Read text Version 10 (Python)
Action group: Text recognition
Description
The action performs text recognition on the image and returns it as a result
Action icon
Parameters
Input parameters
- Image - Path to the image file. Supported image formats: (jpeg, jpg, bmp, png, tif, tiff)
- Expected languages of text in the image - Expected languages of text in the image
- Content format - Expected text format. Available text formats: (Line, Block, Page)
- Options - Configuration options for text recognition
Output parameters
Result - Returns the text (string) that was derived from the image.
Settings
Property | Description | Type | Filling example | Mandatory field |
---|---|---|---|---|
Parameters | ||||
Image | Path to image file. Supported image formats: (jpeg, jpg, bmp, png, tif, tiff) | Robin.Image | C:\doc\img.png | Yes |
Expected languages of text in the image | Expected languages of text in the image | Robin.String | Yes | |
Content format | Expected text content format. Available text formats: (Line, Block, Page) | Robin.String | Yes | |
Options | Configuration options for OCR) | Robin.String | No | |
Results | ||||
Result | Text (string) recognized from image | Robin.String |
Special conditions of use
The default mode in the "Parameters" field is --psm 3.
All parameters are listed with a space in the format --parameter value_parameter.
List of all parameters: https://muthu.co/all-tesseract-ocr-options/.
Parameter | Default value | Description |
---|---|---|
Main parameters | ||
oem | 3 |
|
psm | 3 |
|
Additional parameters | ||
edges_min_nonhole | 14 | Minimum number of box pixels to recognize |
textord_space_size_is_variable | 0 | If true (1) is set, word delimiter spaces are assumed to be of variable width, even if the characters are of fixed pitch |
textord_tabfind_find_tables | 1 | Launch table detection |
textord_force_make_prop_words | 0 | Apply proportional word segmentation to all strings |
textord_width_limit | 8 | Maximum width of blocks for creating rows |
tessedit_pageseg_mode | 6 |
|
textord_max_noise_size | 7 | Maximum noise size in pixels |
tessedit_dont_blkrej_good_wds | 0 | If true (1) is set, the word segmentation quality score is used |
tessedit_char_blacklist | Blacklisting characters that cannot be recognized | |
tessedit_char_whitelist | White list of characters to recognize | |
List of chars to override tessedit_char_blacklist | List of symbols to override tessedit_char_blacklist |
Example of use
Task
Read the text in the image
Solution
Use the "Read text" action
Implementation
- Transfer the "Read text" action to the workspace.

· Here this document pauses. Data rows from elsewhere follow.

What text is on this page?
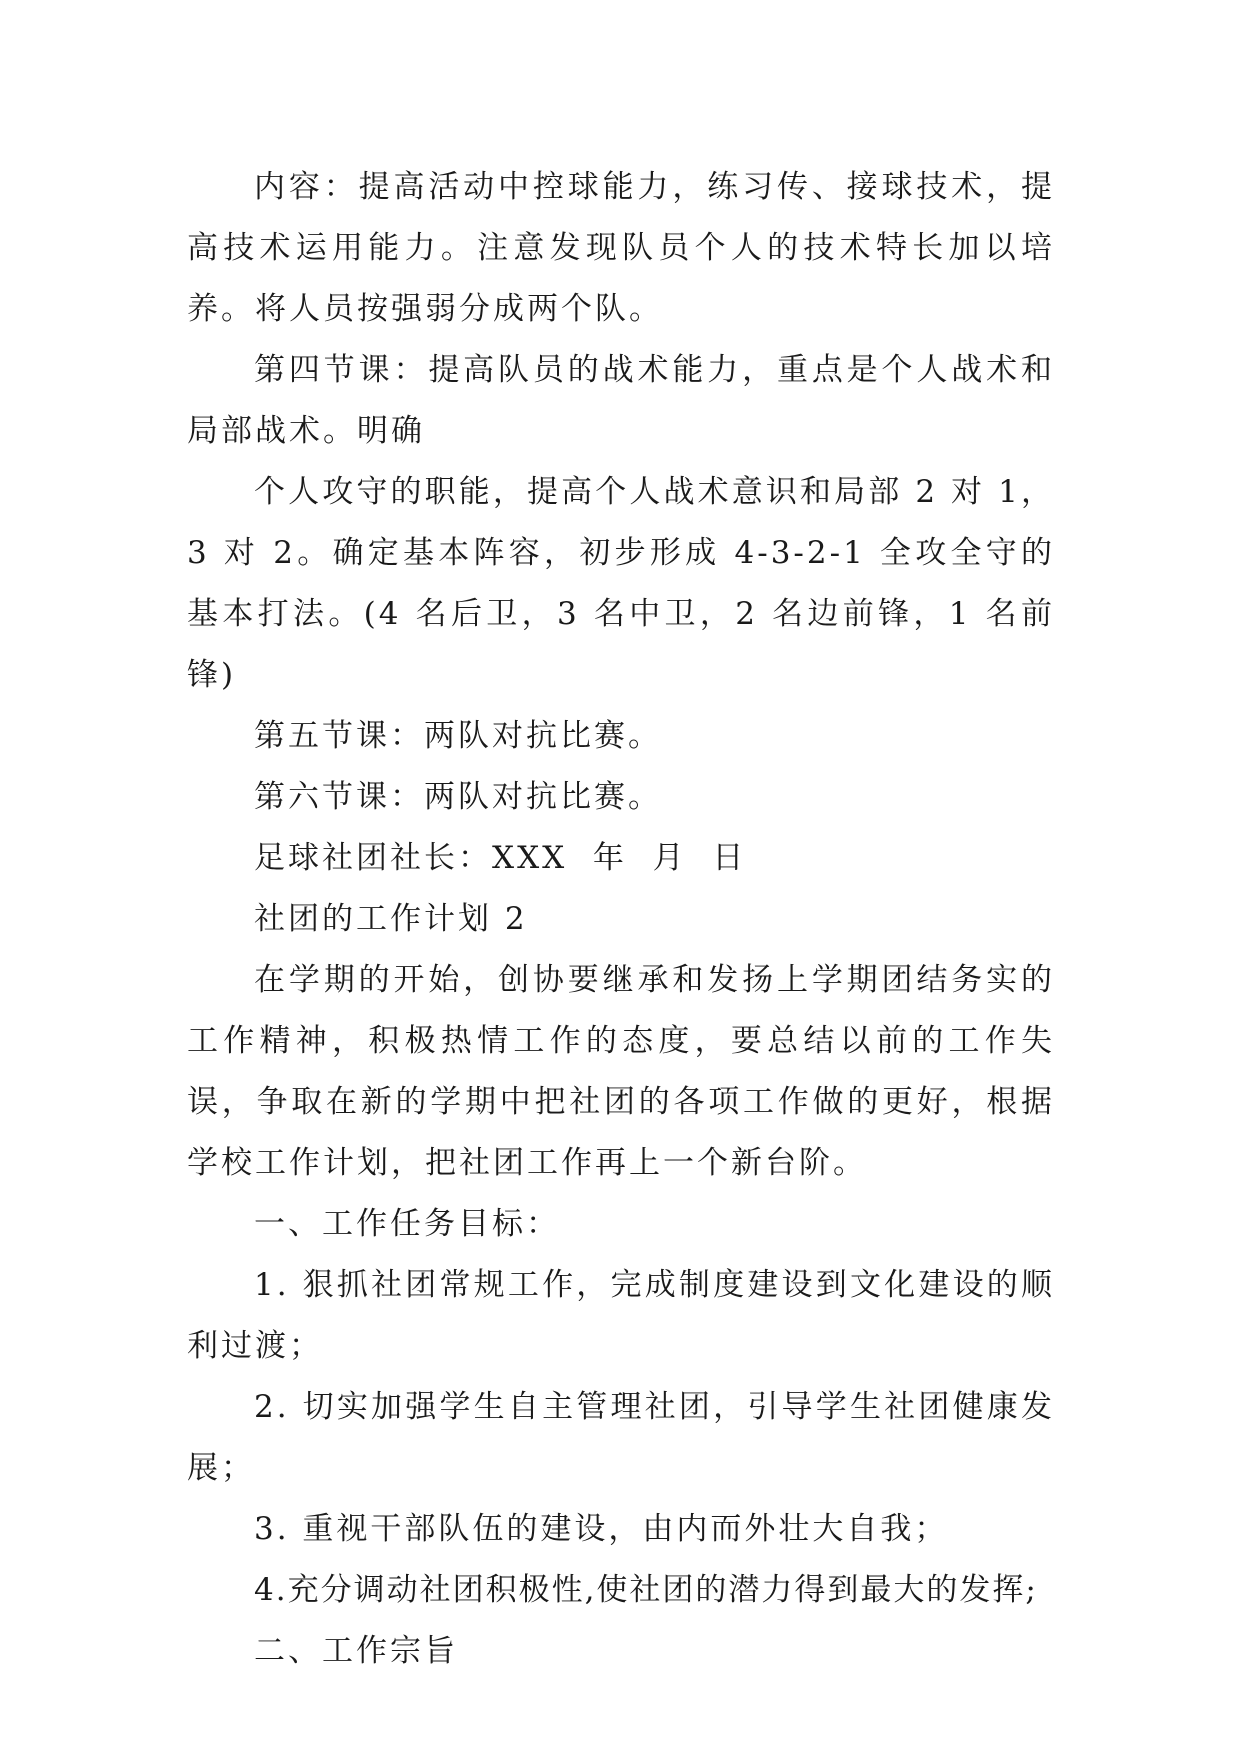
内容：提高活动中控球能力，练习传、接球技术，提高技术运用能力。注意发现队员个人的技术特长加以培养。将人员按强弱分成两个队。

第四节课：提高队员的战术能力，重点是个人战术和局部战术。明确

个人攻守的职能，提高个人战术意识和局部 2 对 1，3 对 2。确定基本阵容，初步形成 4-3-2-1 全攻全守的基本打法。(4 名后卫，3 名中卫，2 名边前锋，1 名前锋)

第五节课：两队对抗比赛。

第六节课：两队对抗比赛。

足球社团社长：XXX  年  月  日

社团的工作计划 2

在学期的开始，创协要继承和发扬上学期团结务实的工作精神，积极热情工作的态度，要总结以前的工作失误，争取在新的学期中把社团的各项工作做的更好，根据学校工作计划，把社团工作再上一个新台阶。

一、工作任务目标：

1. 狠抓社团常规工作，完成制度建设到文化建设的顺利过渡；

2. 切实加强学生自主管理社团，引导学生社团健康发展；

3. 重视干部队伍的建设，由内而外壮大自我；

4.充分调动社团积极性,使社团的潜力得到最大的发挥;

二、工作宗旨
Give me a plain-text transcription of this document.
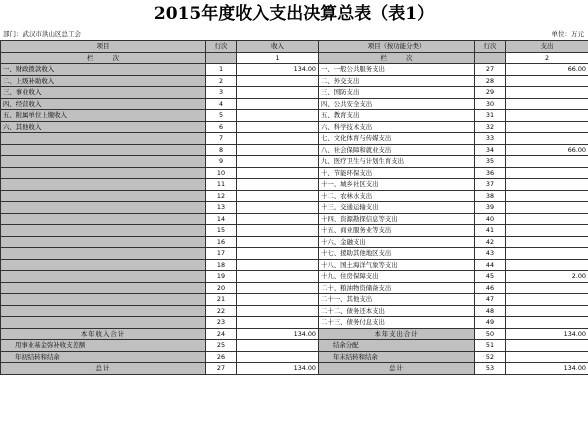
2015年度收入支出决算总表（表1）
部门：武汉市洪山区总工会	单位：万元
项目	行次	收入	项目（按功能分类）	行次	支出
栏　　　次		1	栏　　　次		2
一、财政拨款收入	1	134.00	一、一般公共服务支出	27	66.00
二、上级补助收入	2		二、外交支出	28	
三、事业收入	3		三、国防支出	29	
四、经营收入	4		四、公共安全支出	30	
五、附属单位上缴收入	5		五、教育支出	31	
六、其他收入	6		六、科学技术支出	32	
	7		七、文化体育与传媒支出	33	
	8		八、社会保障和就业支出	34	66.00
	9		九、医疗卫生与计划生育支出	35	
	10		十、节能环保支出	36	
	11		十一、城乡社区支出	37	
	12		十二、农林水支出	38	
	13		十三、交通运输支出	39	
	14		十四、资源勘探信息等支出	40	
	15		十五、商业服务业等支出	41	
	16		十六、金融支出	42	
	17		十七、援助其他地区支出	43	
	18		十八、国土海洋气象等支出	44	
	19		十九、住房保障支出	45	2.00
	20		二十、粮油物资储备支出	46	
	21		二十一、其他支出	47	
	22		二十二、债务还本支出	48	
	23		二十三、债务付息支出	49	
本年收入合计	24	134.00	本年支出合计	50	134.00
用事业基金弥补收支差额	25		结余分配	51	
年初结转和结余	26		年末结转和结余	52	
总计	27	134.00	总计	53	134.00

- Set the parameters of the "Read text" action
- "Image" parameter. Specify the path to the image file, the text of which will be recognized.
- Parameter "Expected languages of text in the image". Select the expected languages of the text in the image. The following languages are available for selection: "Russian language", "English language", "Russian and English language", "Spanish language", "Portuguese language". In this case, it is "Russian language".
- "Content format" parameter. Select the expected text format. The following are available for selection: "Line", "Block", "Page". In this case - "Line".
- "Result". The text obtained during text recognition from the image. Write the result to the "Text" variable.
2. Click on the "Start" button in the top panel.
Result
The program robot completed successfully. The text is read from the image.